Open kdeqc opened 3 years ago
We have been thinking about this. We updated the explainer to this effect recently as well. One option is what we call 'per-site' cohorts, where a site gets its cohort assigned to it when the page first asks for it, and the cohort is computed on the fly. That cohort is then sticky for that site for some amount of time. This way, each site winds up with a different cohort and they're not useful for cross-site identification.
The downside is that it leaks information about the user faster, if multiple sites have the user's PII and can gather the cohorts from the various sites. It also reduces overall utility. So we need to consider that carefully.
Why would we expect cohort IDs to be different for different sites, even if they were generated on visiting a site and sticky for some period of time? If cohorts are relatively stable to browsing preferences, then it seems like often the cohort ID will be the same when I visit two different sites.
Also, it would be particularly difficult mitigation to explain to end users. "You are recognizable as the same person on Site A and Site B if you first visited Site A and Site B the same week, but maybe less likely to be recognized if your browsing patterns changed before you subsequently first visited Site C the following month." (If a user clears their browser cookies, which should reset any sticky cohort identifier, then the newly-generated identifiers would be the same for all sites they visit soon after, a highly unexpected implication.)
Different cohort IDs on visiting different origins would limit the scope of the additional fingerprinting surface. That is one way limitation on the severity of browser fingerprinting (see the list here), but cohort IDs could still be high-entropy, widely-available and would in that case necessarily be fairly persistent.
The detectability factor is less clear: the request for the cohort identifier is an explicit JavaScript call easy for the browser or an extension to detect, but if it's expected to always be requested by advertising it would be difficult to distinguish between fingerprinters and those just using cohort ID for non-individualized advertising.
We have been thinking about this. We updated the explainer to this effect recently as well. One option is what we call 'per-site' cohorts, where a site gets its cohort assigned to it when the page first asks for it, and the cohort is computed on the fly. That cohort is then sticky for that site for some amount of time. This way, each site winds up with a different cohort and they're not useful for cross-site identification.
The downside is that it leaks information about the user faster, if multiple sites have the user's PII and can gather the cohorts from the various sites. It also reduces overall utility. So we need to consider that carefully.
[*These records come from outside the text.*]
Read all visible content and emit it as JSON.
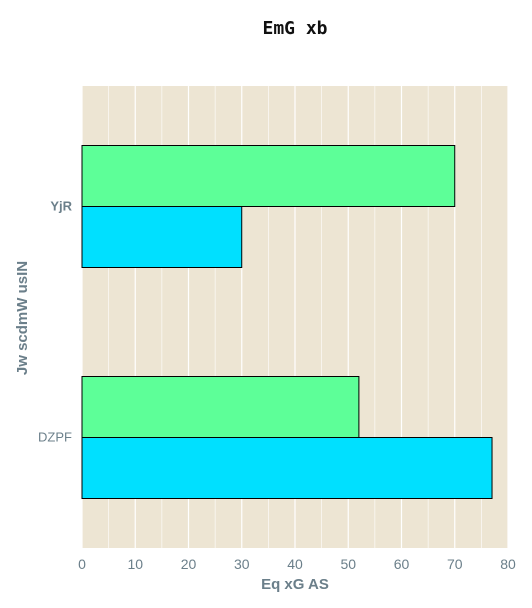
{
  "chart_data": {
    "type": "bar",
    "orientation": "horizontal",
    "title": "EmG  xb",
    "xlabel": "Eq xG  AS",
    "ylabel": "Jw scdmW usIN",
    "categories": [
      "YjR",
      "DZPF"
    ],
    "series": [
      {
        "color": "#5dff98",
        "values": [
          70,
          52
        ]
      },
      {
        "color": "#00e0ff",
        "values": [
          30,
          77
        ]
      }
    ],
    "xlim": [
      0,
      80
    ],
    "xticks": [
      0,
      10,
      20,
      30,
      40,
      50,
      60,
      70,
      80
    ],
    "grid": true,
    "legend": "none",
    "plot_background": "#ede5d3",
    "grid_color": "#ffffff",
    "bar_edge_color": "#000000"
  }
}
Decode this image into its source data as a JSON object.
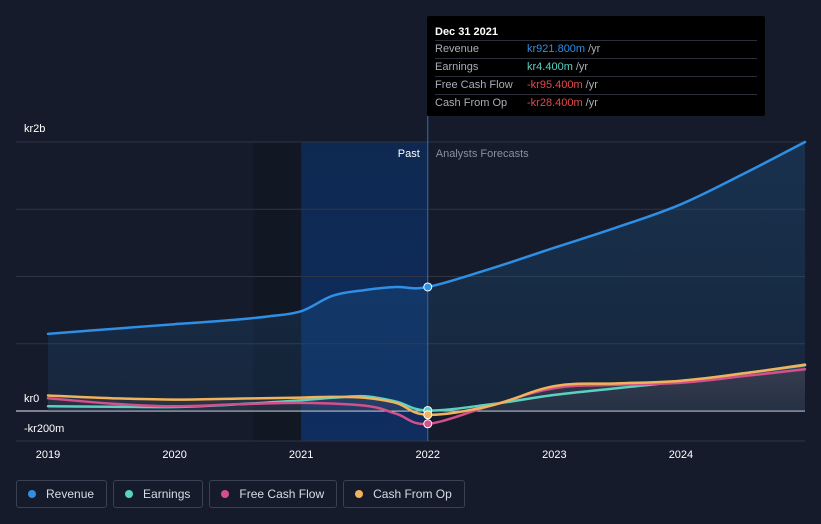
{
  "chart_data": {
    "type": "area",
    "y_axis_labels": [
      "kr2b",
      "kr0",
      "-kr200m"
    ],
    "x_tick_labels": [
      "2019",
      "2020",
      "2021",
      "2022",
      "2023",
      "2024"
    ],
    "ylim": [
      -200,
      2000
    ],
    "y_gridlines": [
      2000,
      1500,
      1000,
      500,
      0
    ],
    "region_labels": {
      "past": "Past",
      "forecast": "Analysts Forecasts"
    },
    "divider_x": 2022.0,
    "highlight_band": [
      2021.0,
      2022.0
    ],
    "series": [
      {
        "name": "Revenue",
        "color": "#2f8fe5",
        "fill": true,
        "points": [
          [
            2019.0,
            573
          ],
          [
            2019.5,
            610
          ],
          [
            2020.0,
            645
          ],
          [
            2020.5,
            680
          ],
          [
            2020.75,
            705
          ],
          [
            2021.0,
            742
          ],
          [
            2021.25,
            857
          ],
          [
            2021.5,
            899
          ],
          [
            2021.75,
            922
          ],
          [
            2022.0,
            922
          ],
          [
            2022.5,
            1059
          ],
          [
            2023.0,
            1214
          ],
          [
            2023.5,
            1367
          ],
          [
            2024.0,
            1537
          ],
          [
            2024.5,
            1766
          ],
          [
            2024.98,
            2000
          ]
        ]
      },
      {
        "name": "Earnings",
        "color": "#59d2c2",
        "fill": false,
        "points": [
          [
            2019.0,
            35
          ],
          [
            2019.5,
            32
          ],
          [
            2020.0,
            30
          ],
          [
            2020.5,
            50
          ],
          [
            2021.0,
            80
          ],
          [
            2021.25,
            98
          ],
          [
            2021.5,
            110
          ],
          [
            2021.75,
            70
          ],
          [
            2022.0,
            4
          ],
          [
            2022.5,
            50
          ],
          [
            2023.0,
            120
          ],
          [
            2023.5,
            170
          ],
          [
            2024.0,
            220
          ],
          [
            2024.5,
            280
          ],
          [
            2024.98,
            340
          ]
        ]
      },
      {
        "name": "Free Cash Flow",
        "color": "#d4508b",
        "fill": false,
        "points": [
          [
            2019.0,
            95
          ],
          [
            2019.5,
            55
          ],
          [
            2020.0,
            35
          ],
          [
            2020.5,
            50
          ],
          [
            2021.0,
            60
          ],
          [
            2021.5,
            40
          ],
          [
            2021.75,
            -20
          ],
          [
            2022.0,
            -95
          ],
          [
            2022.5,
            40
          ],
          [
            2023.0,
            170
          ],
          [
            2023.5,
            195
          ],
          [
            2024.0,
            210
          ],
          [
            2024.5,
            260
          ],
          [
            2024.98,
            310
          ]
        ]
      },
      {
        "name": "Cash From Op",
        "color": "#f0b25a",
        "fill": false,
        "points": [
          [
            2019.0,
            115
          ],
          [
            2019.5,
            95
          ],
          [
            2020.0,
            85
          ],
          [
            2020.5,
            92
          ],
          [
            2021.0,
            100
          ],
          [
            2021.25,
            105
          ],
          [
            2021.5,
            98
          ],
          [
            2021.75,
            60
          ],
          [
            2022.0,
            -28
          ],
          [
            2022.5,
            40
          ],
          [
            2023.0,
            185
          ],
          [
            2023.5,
            205
          ],
          [
            2024.0,
            225
          ],
          [
            2024.5,
            280
          ],
          [
            2024.98,
            345
          ]
        ]
      }
    ],
    "markers": [
      {
        "series": "Revenue",
        "x": 2022.0,
        "y": 922
      },
      {
        "series": "Earnings",
        "x": 2022.0,
        "y": 4
      },
      {
        "series": "Free Cash Flow",
        "x": 2022.0,
        "y": -95
      },
      {
        "series": "Cash From Op",
        "x": 2022.0,
        "y": -28
      }
    ]
  },
  "tooltip": {
    "date": "Dec 31 2021",
    "rows": [
      {
        "label": "Revenue",
        "value": "kr921.800m",
        "unit": "/yr",
        "color": "#2f8fe5"
      },
      {
        "label": "Earnings",
        "value": "kr4.400m",
        "unit": "/yr",
        "color": "#59d2c2"
      },
      {
        "label": "Free Cash Flow",
        "value": "-kr95.400m",
        "unit": "/yr",
        "color": "#e5484d"
      },
      {
        "label": "Cash From Op",
        "value": "-kr28.400m",
        "unit": "/yr",
        "color": "#e5484d"
      }
    ]
  },
  "legend": [
    {
      "label": "Revenue",
      "color": "#2f8fe5"
    },
    {
      "label": "Earnings",
      "color": "#59d2c2"
    },
    {
      "label": "Free Cash Flow",
      "color": "#d4508b"
    },
    {
      "label": "Cash From Op",
      "color": "#f0b25a"
    }
  ]
}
I'm confused by what you are saying. Wouldn't we expect cohort ids to remain consistent across sites, or else how would large publishers with many small domain/sites target a campaign to a particular floc across their network?
You could say domain grouping instead of domain, but now small publishers who want to use analytics systems have no way at all to determine the value of these flocs. The small site cannot detect what the floc is or how to use it or how it behaves and it needs the cross site (but still anonymized and legitimately privacy preserving) information on the floc from another source.
I think per-site cohorts would be very discriminating against small publishers in this way, and I don't think it solves the fingerprinting issue either as login based sites can do far better without the extra effort. Please let me know if I am misunderstanding something.
From a privacy perspective, one of the bigger concerns about FLoC is it adding a new surface for fingerprinting. The understanding is that this will be mitigated by the introduction of the Privacy Budget, but it doesn't seem like the two proposals are being released at the same time. Any thoughts on adding in some type of fingerprinting mitigation as part of FLoC directly?
Also, any information on how unique an individual cohort would be also be helpful here too.